Behavioral science has been the proverbial overnight success that took generations to achieve. In a way, it started when the Undoing Project started (borrowing the title from Michael Lewis’s great book which outlines the 50 year history of the work of the great psychologists Amos Tversky and Daniel Kahneman).
Tversky’s premature death in 1996, left Kahneman alone to win the Nobel Prize in Economics in 2002. But Kahneman was by no means alone in his pursuit of the science of behavior. He is credited with uniting two scientific fields (psychology and economics) and that “Uniting Project” has been joined by thousands of behavioral scientists in recent decades, among them, Kahneman’s dear friend, the economist Richard Thaler who won the Nobel Prize in 2017. The next generation includes (almost) household names like Adam Grant, Jonah Berger, Katy Milkman, and Dan Ariely.
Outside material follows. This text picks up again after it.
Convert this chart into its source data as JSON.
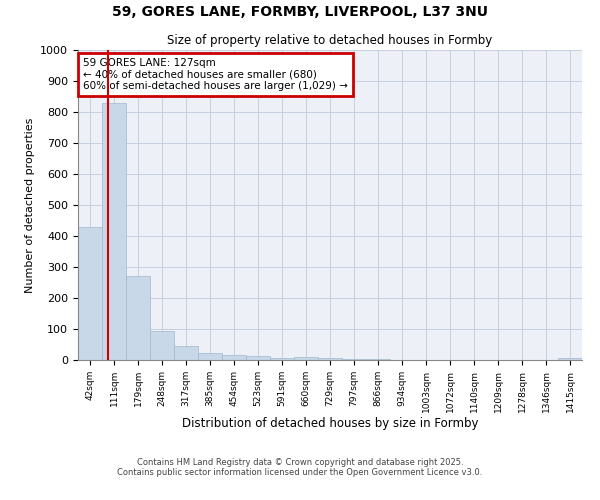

Dermatology is well positioned to champion the arrival of behavioral science. In addition to the fundamental human qualities in skin, there are also fundamentally human aspects to your consumer-facing businesses. Your patients act much more like human consumers have acted for millennia – they are not an artifact of the modern hospital era.
Behavioral dermatology is here (and, in your work, always has been). Let’s start talking about it.